Panel Cloth

Panel Cloth can generate cloth simulation really quickly on selected faces. It was made to create cloth padding mixed with hard surface models but can be used in many different ways beyond its intended design.

Figure 1

This also has worfklows that deals with setting up object collision and pinning vertices. Both are easy to set up and use.

Here are the redo properties and what they do:

Split Mode

This has three options: None, Seam and Angle. Seam will split the mesh on edges that you have marked with uv seams. Angle will split the mesh on sharp angled edges based on an angle threshold.

Figure 2

Cut Angle

This shows up when Split Mode: Angle is used. This determines the angle by which an edge can be split using the Split Mode property.

Cloth Seed

Randomizes cloth properties using a min/max value with a seed number. These properties are Mass, Pressure, Shrink and Gravity and when using Mode: Random.

Figure 3

Bake Frames

How many frames are used for the cloth simulation.

Figure 4

Mode

This has two options: Random and Uniform. This affects the properties: Mass, Pressure, Shrink and Gravity. Random will use a min/max value for these properties with Uniform only using a single value.

Figure 5

Mass

This determines the mass of the cloth. Modify this to increase the effect of gravity.

Figure 6

Pressure

Pressure that is applied to the mesh or cloth.

Figure 7

Shrink

Factor by which to shrink the cloth.

Figure 8

Gravity

Gravity weight on the mesh or cloth.

Figure 9

Margin

Creates a margin on the selected faces' boundary edges. This does not work if the entire mesh is selected.

Figure 10

Subdivision

This has two properties: Cuts and Smooth. Cuts determines the amount of subdivision to increase the resolution of the source mesh. Smooth determines the amount of smoothing applied on the subdivided mesh.

Figure 11

Noise

This has two properties: Fractal and Normal. Fractal is the amount of noise applied on the subdivided mesh. Normal is how much the noise is directed towards the face normals of the source mesh. These properties are connected to the Subdivision property above and will only work if the cut value is above zero.

Fiture 12

Noise Seed

Randomizes the fractal noise using a seed number.

Figure 13

Subsurf Level

This is the level of the subsurf modifier added to the resulting cloth sim mesh after the operation.

Figure 14

It has no effect on the amount of faces used by the cloth simulation since the subsurf modifier is added after the script has done all its major operations.

Material Index

The Material Index property lets the resulting cloth sim mesh inherit a material from the active or work mesh.

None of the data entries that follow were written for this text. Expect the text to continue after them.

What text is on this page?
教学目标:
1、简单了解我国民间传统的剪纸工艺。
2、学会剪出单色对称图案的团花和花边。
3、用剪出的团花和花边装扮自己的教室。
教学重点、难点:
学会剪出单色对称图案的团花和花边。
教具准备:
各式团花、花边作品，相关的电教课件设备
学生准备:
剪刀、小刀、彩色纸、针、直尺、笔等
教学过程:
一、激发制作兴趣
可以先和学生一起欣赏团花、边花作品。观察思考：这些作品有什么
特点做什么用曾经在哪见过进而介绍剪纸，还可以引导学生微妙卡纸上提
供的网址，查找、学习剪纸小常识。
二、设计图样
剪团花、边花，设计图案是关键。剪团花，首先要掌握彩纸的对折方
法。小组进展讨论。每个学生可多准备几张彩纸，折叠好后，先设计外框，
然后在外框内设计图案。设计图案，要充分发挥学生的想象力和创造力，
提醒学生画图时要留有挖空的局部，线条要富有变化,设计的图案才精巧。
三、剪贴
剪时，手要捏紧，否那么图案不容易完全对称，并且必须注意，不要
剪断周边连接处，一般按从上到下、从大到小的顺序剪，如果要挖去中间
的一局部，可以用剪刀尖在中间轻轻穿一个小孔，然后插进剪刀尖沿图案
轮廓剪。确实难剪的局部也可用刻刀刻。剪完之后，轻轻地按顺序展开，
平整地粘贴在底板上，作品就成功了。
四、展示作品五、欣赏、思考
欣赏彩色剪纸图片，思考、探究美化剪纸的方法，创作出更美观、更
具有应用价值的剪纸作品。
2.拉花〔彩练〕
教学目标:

The default value of -1 means it will use the active material in the work mesh if that material exists.

Using 0 and above means you will be using the 1st material in the material stack when using 0, the 2nd material when using 1 and so forth.

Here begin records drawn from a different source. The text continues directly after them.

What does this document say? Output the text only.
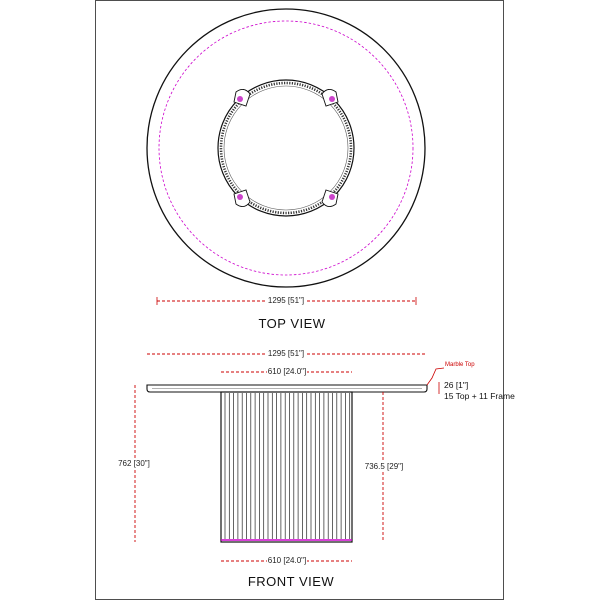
1295 [51"]
TOP VIEW
1295 [51"]
610 [24.0"]
610 [24.0"]
762 [30"]	736.5 [29"]
Marble Top
26 [1"]
15 Top + 11 Frame
FRONT VIEW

Using a material stack number when that material does not exist will assign no material to the resulting panel cut mesh.

Use Mirror

Use the mirror modifier of the source mesh or work on a cloth sim based on the applied version of the work mesh.

Figure 15

When turned off, this creates additional overhead for some higher resolution meshes because it will work on a copy of the mesh where the mirror modifier is applied.

Flip Normals

Reverses the normal of the face selection or the source mesh.

Figure 16

Shade Smooth

Shades smooth the face selection or the source mesh.

Figure 17

Individual Seed

Uses a seed number to randomize the cloth simulation of separate cloth islands split using the Split Mode property or with face selection.

Figure 18

Remove Faces

Removes the face selection. If all of the faces of the source mesh is selected then that object is removed from the scene.

Figure 19

Object Collisions

Enables object collision. This is triggered by multiple selection with the active object being the source mesh where the cloth sim is generated and the rest of the selection used for collision.

Figure 20

Collide To Source

Allows the cloth mesh to collide on the source mesh. This toggle appears only if Object Collisions is enabled.

Self Collision

Allows the cloth mesh to collide with itself. This generates additional overhead so be careful. This toggle appears only if Object Collision is enabled.

Pin

Use pin or vertex group to hold vertices in place.

Figure 21

Preserve Corner Pin

Preserves pinning of sharp corner vertices based on an angle threshold.

Figure 22

This only works when using the mark sharp feature of the operator.

Angle

Maximum angle threshold for vertices to keep pinning.

Mark Sharp Feature

This feature involves marking edges as sharp using the Ctrl+E hotkey menu in edit mode to open the edge special menu then using the mark sharp operator.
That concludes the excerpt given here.